Four years after tainted eggs caused a nationwide salmonella outbreak that sickened 62,000 people, the Iowa farm responsible for those ill-fated ovules has agreed to pay $6.8 million in fines for selling old eggs under false labels for years.
Quality Egg LLC, one of the nation’s largest egg producers in the country, pleaded guilty yesterday to bribery and other charges tied to the salmonella outbreak in 2010 that saw a spate of illnesses across the country and prompted the recall of 550 million eggs, reports USA Today.
It pleaded guilty to one count of bribery of a public official, one count of introducing a misbranded food into interstate commerce with intent to defraud, and one count of introducing adulterated food into interstate commerce.

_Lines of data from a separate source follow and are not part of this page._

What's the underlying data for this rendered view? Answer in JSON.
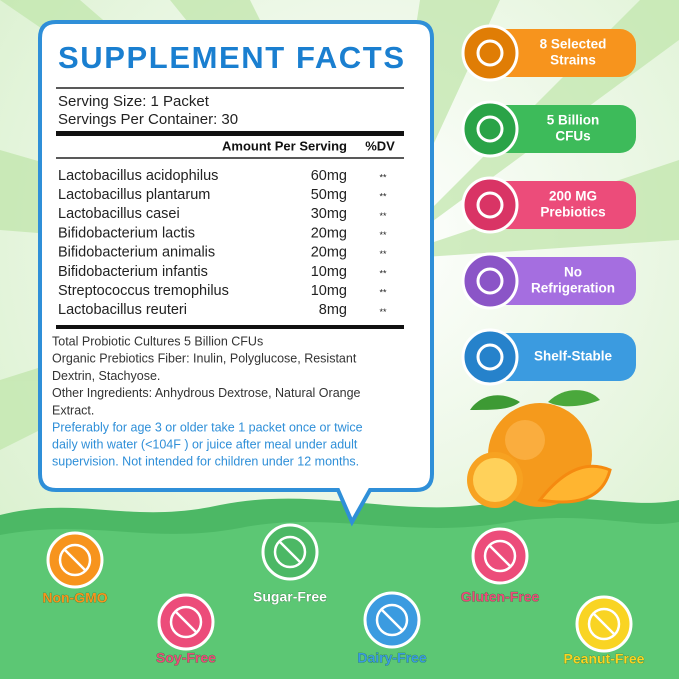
{
  "facts": {
    "title": "SUPPLEMENT FACTS",
    "serving_size": "Serving Size: 1 Packet",
    "servings_per_container": "Servings Per Container:  30",
    "header": [
      "Amount Per Serving",
      "%DV"
    ],
    "rows": [
      [
        "Lactobacillus acidophilus",
        "60mg",
        "**"
      ],
      [
        "Lactobacillus plantarum",
        "50mg",
        "**"
      ],
      [
        "Lactobacillus casei",
        "30mg",
        "**"
      ],
      [
        "Bifidobacterium lactis",
        "20mg",
        "**"
      ],
      [
        "Bifidobacterium animalis",
        "20mg",
        "**"
      ],
      [
        "Bifidobacterium infantis",
        "10mg",
        "**"
      ],
      [
        "Streptococcus tremophilus",
        "10mg",
        "**"
      ],
      [
        "Lactobacillus reuteri",
        "8mg",
        "**"
      ]
    ],
    "notes": [
      "Total Probiotic Cultures 5 Billion CFUs",
      "Organic Prebiotics Fiber: Inulin, Polyglucose, Resistant",
      "Dextrin, Stachyose.",
      "Other Ingredients: Anhydrous Dextrose, Natural Orange",
      "Extract."
    ],
    "directions": [
      "Preferably for age 3 or older take 1 packet once or twice",
      "daily with water (<104F ) or juice after meal under adult",
      "supervision. Not intended for children under 12 months."
    ]
  },
  "badges": [
    [
      "8 Selected",
      "Strains"
    ],
    [
      "5 Billion",
      "CFUs"
    ],
    [
      "200 MG",
      "Prebiotics"
    ],
    [
      "No",
      "Refrigeration"
    ],
    [
      "Shelf-Stable"
    ]
  ],
  "free_from": [
    "Non-GMO",
    "Soy-Free",
    "Sugar-Free",
    "Dairy-Free",
    "Gluten-Free",
    "Peanut-Free"
  ]
}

In addition, the company’s owner and its chief operating officer pleaded guilty to introducing adulterated food into interstate commerce.

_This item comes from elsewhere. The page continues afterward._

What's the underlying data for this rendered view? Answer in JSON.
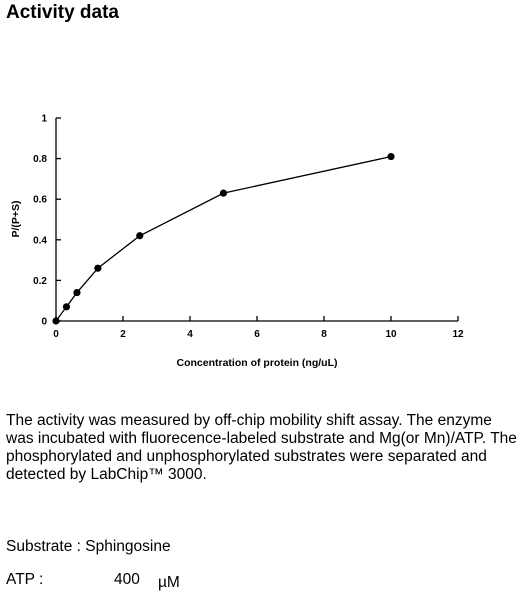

The company admitted that it its employees gave cash bribes to a U.S. Agriculture Department inspector at least twice in 2010, so that it could sell tainted eggs, reports the Associated Press. Those had been “red tagged” because they didn’t meat the minimum USDA quality grade standards… and they ended up in our food supply.

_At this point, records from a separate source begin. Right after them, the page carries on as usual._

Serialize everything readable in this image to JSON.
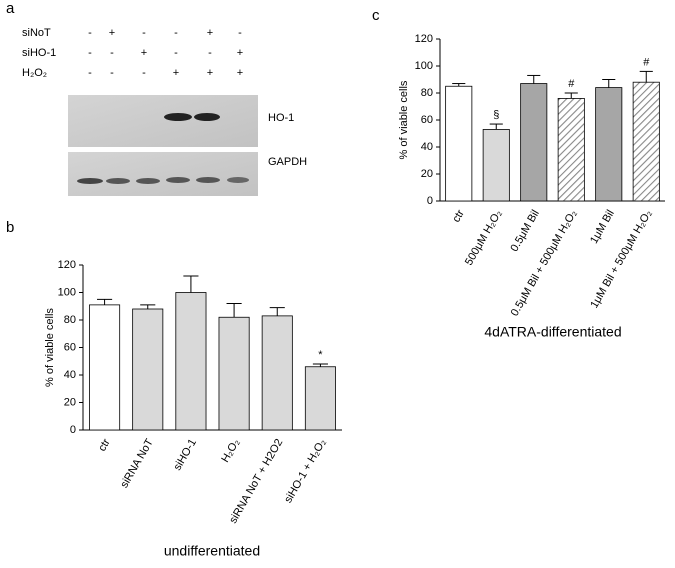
{
  "panel_labels": [
    "a",
    "b",
    "c"
  ],
  "blot": {
    "row_labels": [
      "siNoT",
      "siHO-1",
      "H₂O₂"
    ],
    "signs": [
      [
        "-",
        "+",
        "-",
        "-",
        "+",
        "-"
      ],
      [
        "-",
        "-",
        "+",
        "-",
        "-",
        "+"
      ],
      [
        "-",
        "-",
        "-",
        "+",
        "+",
        "+"
      ]
    ],
    "band_labels": [
      "HO-1",
      "GAPDH"
    ]
  },
  "chart_data": [
    {
      "type": "bar",
      "y_label": "% of viable cells",
      "caption": "undifferentiated",
      "categories": [
        "ctr",
        "siRNA NoT",
        "siHO-1",
        "H₂O₂",
        "siRNA NoT + H2O2",
        "siHO-1 + H₂O₂"
      ],
      "values": [
        91,
        88,
        100,
        82,
        83,
        46
      ],
      "errors": [
        4,
        3,
        12,
        10,
        6,
        2
      ],
      "fills": [
        "#ffffff",
        "#d9d9d9",
        "#d9d9d9",
        "#d9d9d9",
        "#d9d9d9",
        "#d9d9d9"
      ],
      "bar_labels": [
        null,
        null,
        null,
        null,
        null,
        "*"
      ],
      "ylim": [
        0,
        120
      ],
      "yticks": [
        0,
        20,
        40,
        60,
        80,
        100,
        120
      ]
    },
    {
      "type": "bar",
      "y_label": "% of viable cells",
      "caption": "4dATRA-differentiated",
      "categories": [
        "ctr",
        "500μM H₂O₂",
        "0.5μM Bil",
        "0.5μM Bil + 500μM H₂O₂",
        "1μM Bil",
        "1μM Bil + 500μM H₂O₂"
      ],
      "values": [
        85,
        53,
        87,
        76,
        84,
        88
      ],
      "errors": [
        2,
        4,
        6,
        4,
        6,
        8
      ],
      "fills": [
        "#ffffff",
        "#d9d9d9",
        "#a6a6a6",
        "hatch",
        "#a6a6a6",
        "hatch"
      ],
      "bar_labels": [
        null,
        "§",
        null,
        "#",
        null,
        "#"
      ],
      "ylim": [
        0,
        120
      ],
      "yticks": [
        0,
        20,
        40,
        60,
        80,
        100,
        120
      ]
    }
  ]
}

Investigators said that the owners didn’t know that the company was deliberately mislabeling eggs for a period of four years to get past regulators and consumers, as well go around laws in certain states that have laws requiring eggs to be sold within a month or less of their processing dates.
Instead, officials said the company manager was in charge of a scheme to put false processing and expiration dates on eggs that had already been in storage for days or even weeks. And voila, fresher eggs.
What this all boiled down to, pun totally intended, is that Quality Egg didn’t have to sell its extra eggs for half price to a facility that sanitizes them and repackages them as a liquid product. Nope, those “distressed eggs” went to wholesalers for a higher price, the company manager said
An attorney representing dozens of the salmonella victims said the $6.8 million fine was “quite stunning,” and is one of the largest he’s heard of in 20 years working in food safety law. The agreement sends “a very strong message to companies that food safety is paramount,” he said.